Several techniques are available for identifying difficult-to-see faults on interpreted surfaces, including estimation of dip magnitude or dip azimuth, and edge enhancement, but they can only be utilized following interpretation of a succession of horizons by a geoscientist, if a 3D perspective of the faults is to be achieved. Such a procedure requires highly accurate interpretation and the effective use of autotracking software. (In circumstances where the wrong horizon is picked analysis based on that pick is skewed by a discontinuity confirmed by the dip, azimuth, or edge map.)
Coherence maps can look fuzzy and out of focus in areas of poor data quality, compared to traditional dip, azimuth, edge detection, and residual analysis techniques, even though the traditional approach includes false linear and circular features. On the other hand, if the data is of high quality, and if the horizon autotracker is efficient and operated by a reliable interpreter, coherence will highlight faults along a horizon just like in the more traditional procedure. Furthermore, stratigraphic features frequently are better imaged by application of the coherence technology.

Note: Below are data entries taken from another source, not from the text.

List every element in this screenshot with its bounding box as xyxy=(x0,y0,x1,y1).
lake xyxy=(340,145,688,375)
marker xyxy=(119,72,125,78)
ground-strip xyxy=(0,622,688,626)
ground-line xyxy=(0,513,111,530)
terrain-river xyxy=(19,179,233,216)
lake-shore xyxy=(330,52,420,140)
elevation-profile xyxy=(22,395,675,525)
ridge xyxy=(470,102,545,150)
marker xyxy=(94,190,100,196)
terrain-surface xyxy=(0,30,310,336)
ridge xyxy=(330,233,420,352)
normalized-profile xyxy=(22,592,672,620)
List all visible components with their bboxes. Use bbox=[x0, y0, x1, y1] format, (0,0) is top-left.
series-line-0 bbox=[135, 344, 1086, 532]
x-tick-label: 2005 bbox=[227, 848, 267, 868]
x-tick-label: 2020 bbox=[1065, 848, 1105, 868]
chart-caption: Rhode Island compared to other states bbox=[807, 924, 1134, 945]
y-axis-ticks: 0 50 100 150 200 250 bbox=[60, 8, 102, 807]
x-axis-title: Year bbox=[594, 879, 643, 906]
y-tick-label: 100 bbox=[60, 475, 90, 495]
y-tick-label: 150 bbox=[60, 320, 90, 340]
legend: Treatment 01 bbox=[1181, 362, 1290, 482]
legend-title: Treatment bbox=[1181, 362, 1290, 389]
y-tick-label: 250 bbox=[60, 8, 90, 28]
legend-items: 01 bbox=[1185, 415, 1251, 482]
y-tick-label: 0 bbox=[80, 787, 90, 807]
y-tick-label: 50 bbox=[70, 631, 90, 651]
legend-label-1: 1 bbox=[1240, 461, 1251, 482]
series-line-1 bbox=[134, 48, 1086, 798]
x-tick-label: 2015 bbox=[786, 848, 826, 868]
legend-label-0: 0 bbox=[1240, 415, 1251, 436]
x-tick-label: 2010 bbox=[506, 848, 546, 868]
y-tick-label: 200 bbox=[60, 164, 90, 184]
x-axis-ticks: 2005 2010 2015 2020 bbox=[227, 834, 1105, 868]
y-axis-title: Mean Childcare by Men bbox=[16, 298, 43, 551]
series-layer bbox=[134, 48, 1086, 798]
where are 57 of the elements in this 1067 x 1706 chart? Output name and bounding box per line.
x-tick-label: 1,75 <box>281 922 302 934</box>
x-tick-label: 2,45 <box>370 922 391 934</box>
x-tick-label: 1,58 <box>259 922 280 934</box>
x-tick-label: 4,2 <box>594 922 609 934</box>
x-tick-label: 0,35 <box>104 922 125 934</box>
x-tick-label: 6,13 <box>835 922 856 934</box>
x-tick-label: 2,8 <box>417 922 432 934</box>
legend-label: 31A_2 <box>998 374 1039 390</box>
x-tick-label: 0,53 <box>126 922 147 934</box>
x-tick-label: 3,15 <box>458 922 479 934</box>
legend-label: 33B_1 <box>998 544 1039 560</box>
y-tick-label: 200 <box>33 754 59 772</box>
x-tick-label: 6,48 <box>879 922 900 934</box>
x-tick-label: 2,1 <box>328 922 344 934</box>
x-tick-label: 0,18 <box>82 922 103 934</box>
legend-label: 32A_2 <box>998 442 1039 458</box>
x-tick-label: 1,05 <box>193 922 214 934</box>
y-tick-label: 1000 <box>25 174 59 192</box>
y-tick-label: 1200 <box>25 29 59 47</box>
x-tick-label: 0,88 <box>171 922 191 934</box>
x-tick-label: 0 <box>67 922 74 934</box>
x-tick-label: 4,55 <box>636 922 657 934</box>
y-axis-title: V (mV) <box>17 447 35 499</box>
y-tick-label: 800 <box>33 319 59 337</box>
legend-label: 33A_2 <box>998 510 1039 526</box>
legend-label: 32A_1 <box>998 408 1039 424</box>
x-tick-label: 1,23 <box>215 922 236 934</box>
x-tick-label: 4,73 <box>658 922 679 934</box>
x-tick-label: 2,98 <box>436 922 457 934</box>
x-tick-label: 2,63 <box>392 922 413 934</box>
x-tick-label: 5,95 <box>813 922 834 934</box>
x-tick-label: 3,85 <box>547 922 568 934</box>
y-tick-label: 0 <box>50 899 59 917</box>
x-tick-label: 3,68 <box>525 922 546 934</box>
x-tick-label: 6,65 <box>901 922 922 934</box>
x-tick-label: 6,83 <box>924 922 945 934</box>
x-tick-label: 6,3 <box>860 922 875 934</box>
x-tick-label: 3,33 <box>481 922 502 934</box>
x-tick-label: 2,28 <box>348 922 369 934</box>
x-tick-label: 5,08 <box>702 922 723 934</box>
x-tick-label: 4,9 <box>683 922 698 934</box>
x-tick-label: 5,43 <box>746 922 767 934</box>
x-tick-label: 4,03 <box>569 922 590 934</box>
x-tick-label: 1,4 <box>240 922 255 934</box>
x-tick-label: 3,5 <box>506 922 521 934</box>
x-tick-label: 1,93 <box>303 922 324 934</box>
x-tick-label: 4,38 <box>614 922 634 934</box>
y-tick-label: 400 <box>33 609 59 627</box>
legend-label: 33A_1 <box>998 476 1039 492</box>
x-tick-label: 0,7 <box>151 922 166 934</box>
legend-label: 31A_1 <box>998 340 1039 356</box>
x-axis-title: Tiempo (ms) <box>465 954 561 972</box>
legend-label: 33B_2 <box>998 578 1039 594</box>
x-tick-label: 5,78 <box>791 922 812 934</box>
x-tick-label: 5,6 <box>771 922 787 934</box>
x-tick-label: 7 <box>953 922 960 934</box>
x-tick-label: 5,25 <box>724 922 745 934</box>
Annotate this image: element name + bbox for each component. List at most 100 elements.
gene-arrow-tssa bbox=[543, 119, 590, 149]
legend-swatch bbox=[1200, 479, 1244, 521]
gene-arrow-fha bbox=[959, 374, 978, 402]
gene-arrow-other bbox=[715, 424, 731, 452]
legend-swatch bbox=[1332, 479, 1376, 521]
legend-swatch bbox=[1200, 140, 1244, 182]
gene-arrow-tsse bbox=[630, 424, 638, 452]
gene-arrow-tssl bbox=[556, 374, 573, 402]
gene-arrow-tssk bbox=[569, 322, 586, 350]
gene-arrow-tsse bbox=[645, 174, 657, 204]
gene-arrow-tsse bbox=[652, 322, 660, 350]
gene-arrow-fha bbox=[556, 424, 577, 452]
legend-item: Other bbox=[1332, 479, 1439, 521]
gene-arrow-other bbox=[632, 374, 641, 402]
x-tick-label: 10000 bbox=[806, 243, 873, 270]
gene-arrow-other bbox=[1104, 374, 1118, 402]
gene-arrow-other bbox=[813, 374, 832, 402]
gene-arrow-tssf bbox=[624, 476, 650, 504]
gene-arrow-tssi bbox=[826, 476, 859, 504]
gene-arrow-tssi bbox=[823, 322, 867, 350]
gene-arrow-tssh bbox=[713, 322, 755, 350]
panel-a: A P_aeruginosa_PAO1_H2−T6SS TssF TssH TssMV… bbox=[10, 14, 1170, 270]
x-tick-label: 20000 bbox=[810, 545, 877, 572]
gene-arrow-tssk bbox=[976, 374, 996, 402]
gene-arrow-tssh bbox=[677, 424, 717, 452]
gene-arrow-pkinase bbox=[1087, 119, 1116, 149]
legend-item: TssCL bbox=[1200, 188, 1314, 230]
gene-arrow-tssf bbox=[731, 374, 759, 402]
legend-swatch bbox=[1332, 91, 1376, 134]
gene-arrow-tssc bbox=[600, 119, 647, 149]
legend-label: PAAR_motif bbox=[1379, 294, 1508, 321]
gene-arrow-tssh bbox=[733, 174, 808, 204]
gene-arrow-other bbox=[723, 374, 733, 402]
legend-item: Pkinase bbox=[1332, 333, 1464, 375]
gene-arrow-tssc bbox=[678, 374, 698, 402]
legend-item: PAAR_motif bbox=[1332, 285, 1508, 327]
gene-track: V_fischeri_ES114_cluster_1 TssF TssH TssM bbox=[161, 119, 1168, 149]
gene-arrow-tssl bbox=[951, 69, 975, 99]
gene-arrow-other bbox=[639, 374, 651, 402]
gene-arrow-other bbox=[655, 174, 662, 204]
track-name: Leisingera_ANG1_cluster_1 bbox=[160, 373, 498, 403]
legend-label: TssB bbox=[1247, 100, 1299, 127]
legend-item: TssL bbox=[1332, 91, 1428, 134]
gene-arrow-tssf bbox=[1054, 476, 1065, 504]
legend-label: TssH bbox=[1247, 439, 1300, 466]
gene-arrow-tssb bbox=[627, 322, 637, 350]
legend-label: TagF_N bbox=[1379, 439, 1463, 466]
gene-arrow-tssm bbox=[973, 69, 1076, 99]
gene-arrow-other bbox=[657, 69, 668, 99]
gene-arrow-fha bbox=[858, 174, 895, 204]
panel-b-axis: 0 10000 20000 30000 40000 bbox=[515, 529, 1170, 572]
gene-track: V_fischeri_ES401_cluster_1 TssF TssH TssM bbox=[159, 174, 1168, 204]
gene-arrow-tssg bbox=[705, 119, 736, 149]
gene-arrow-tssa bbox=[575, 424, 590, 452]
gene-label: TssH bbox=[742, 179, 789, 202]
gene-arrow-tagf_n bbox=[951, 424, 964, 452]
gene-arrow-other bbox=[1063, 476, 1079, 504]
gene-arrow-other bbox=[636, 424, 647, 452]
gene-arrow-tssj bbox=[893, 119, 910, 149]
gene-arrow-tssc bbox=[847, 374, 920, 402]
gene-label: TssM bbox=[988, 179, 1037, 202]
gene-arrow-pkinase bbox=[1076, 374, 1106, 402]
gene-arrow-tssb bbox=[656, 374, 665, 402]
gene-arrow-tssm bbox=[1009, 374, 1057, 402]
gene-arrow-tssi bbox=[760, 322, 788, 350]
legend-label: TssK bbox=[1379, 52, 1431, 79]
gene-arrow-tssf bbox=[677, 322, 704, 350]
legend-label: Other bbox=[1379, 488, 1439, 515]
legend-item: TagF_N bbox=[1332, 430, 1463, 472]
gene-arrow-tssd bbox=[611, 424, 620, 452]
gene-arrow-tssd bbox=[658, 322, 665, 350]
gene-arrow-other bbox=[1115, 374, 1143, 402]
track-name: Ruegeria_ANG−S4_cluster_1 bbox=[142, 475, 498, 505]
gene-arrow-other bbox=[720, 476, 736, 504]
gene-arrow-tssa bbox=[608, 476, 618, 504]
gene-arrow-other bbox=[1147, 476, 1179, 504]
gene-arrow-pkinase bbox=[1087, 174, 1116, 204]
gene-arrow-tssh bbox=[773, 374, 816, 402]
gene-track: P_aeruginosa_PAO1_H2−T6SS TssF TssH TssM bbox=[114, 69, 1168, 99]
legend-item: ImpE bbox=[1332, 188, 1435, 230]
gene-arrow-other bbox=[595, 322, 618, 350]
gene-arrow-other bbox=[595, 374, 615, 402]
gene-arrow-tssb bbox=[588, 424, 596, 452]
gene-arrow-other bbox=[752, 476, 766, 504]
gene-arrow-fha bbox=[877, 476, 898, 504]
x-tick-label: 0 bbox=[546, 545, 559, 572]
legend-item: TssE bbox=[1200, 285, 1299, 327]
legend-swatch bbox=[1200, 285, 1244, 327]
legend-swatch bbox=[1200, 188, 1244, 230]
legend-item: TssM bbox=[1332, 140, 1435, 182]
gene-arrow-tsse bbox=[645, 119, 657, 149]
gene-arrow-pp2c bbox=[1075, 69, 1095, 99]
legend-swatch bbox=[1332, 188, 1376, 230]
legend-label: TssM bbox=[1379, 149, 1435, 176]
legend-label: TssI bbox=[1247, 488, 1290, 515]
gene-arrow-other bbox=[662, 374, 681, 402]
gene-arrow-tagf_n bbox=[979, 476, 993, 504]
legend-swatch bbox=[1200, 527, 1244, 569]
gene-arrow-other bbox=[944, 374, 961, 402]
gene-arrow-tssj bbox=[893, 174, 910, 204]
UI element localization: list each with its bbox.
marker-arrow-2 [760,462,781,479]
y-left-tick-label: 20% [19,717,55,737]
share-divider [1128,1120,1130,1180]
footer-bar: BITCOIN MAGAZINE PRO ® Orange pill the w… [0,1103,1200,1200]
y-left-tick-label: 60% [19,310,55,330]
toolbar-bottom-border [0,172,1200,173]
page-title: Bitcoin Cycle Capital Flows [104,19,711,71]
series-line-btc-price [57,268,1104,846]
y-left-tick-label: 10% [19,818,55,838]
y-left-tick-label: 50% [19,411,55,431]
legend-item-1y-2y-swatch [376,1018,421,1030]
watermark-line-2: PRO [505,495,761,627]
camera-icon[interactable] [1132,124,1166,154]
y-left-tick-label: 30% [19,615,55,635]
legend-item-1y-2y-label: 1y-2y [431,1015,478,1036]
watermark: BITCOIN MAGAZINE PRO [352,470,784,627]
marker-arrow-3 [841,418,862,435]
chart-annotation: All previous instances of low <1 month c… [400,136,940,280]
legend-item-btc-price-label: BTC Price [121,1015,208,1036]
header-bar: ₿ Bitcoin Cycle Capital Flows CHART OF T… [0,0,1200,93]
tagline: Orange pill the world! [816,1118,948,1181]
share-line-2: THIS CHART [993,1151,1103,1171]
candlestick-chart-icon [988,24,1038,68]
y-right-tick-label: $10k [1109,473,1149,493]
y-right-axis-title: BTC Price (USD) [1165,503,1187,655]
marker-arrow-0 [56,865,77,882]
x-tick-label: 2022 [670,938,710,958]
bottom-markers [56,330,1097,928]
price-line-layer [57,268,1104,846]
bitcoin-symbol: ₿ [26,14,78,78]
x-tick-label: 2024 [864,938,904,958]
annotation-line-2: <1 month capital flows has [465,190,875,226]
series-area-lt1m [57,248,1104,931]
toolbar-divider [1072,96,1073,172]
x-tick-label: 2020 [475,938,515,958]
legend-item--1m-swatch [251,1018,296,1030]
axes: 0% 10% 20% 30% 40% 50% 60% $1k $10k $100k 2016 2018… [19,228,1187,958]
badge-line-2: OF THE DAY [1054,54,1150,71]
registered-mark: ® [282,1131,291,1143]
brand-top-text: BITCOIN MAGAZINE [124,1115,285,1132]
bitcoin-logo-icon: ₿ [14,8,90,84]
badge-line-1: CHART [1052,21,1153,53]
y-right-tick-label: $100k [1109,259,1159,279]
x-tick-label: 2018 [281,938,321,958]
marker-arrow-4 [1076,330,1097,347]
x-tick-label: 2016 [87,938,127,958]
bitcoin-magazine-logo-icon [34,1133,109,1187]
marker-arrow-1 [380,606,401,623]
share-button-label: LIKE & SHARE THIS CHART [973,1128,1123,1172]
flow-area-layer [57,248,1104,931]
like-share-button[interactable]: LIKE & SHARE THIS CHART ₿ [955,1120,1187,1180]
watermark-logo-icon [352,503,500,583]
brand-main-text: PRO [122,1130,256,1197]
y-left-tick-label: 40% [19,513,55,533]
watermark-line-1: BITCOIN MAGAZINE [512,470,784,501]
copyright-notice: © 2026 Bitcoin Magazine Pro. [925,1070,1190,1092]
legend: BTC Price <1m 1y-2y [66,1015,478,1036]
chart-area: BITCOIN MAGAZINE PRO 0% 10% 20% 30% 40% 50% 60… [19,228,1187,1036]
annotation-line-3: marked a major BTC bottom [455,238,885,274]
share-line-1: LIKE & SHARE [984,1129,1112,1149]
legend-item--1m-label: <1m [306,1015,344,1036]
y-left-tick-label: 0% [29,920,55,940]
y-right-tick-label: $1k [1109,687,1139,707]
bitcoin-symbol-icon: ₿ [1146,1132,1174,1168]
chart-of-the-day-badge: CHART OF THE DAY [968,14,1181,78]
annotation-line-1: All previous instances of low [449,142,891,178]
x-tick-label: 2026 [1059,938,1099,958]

Faults produce low coherence surfaces during the calculation of a 3D data volume's coherence because they separate from their background data numerically, but they can, nevertheless be seen in three dimensions and from any perspective with the aid of visualization software, despite there having been no fault planes recorded. And, because they are numerically separate from the adjacent data, they can readily be picked with horizon autotracking software, making it possible to have a fault picked on each trace and important details added to the interpretation.
Coherence Technology Corporation's new technique of identifying, imaging, and autotracking faults and often indistinct stratigraphic features in 3D seismic data via its discontinuity and coherence should have far-reaching consequences in hydrocarbon exploration and development and prove to be an important supplement to traditional amplitude data processing and analysis.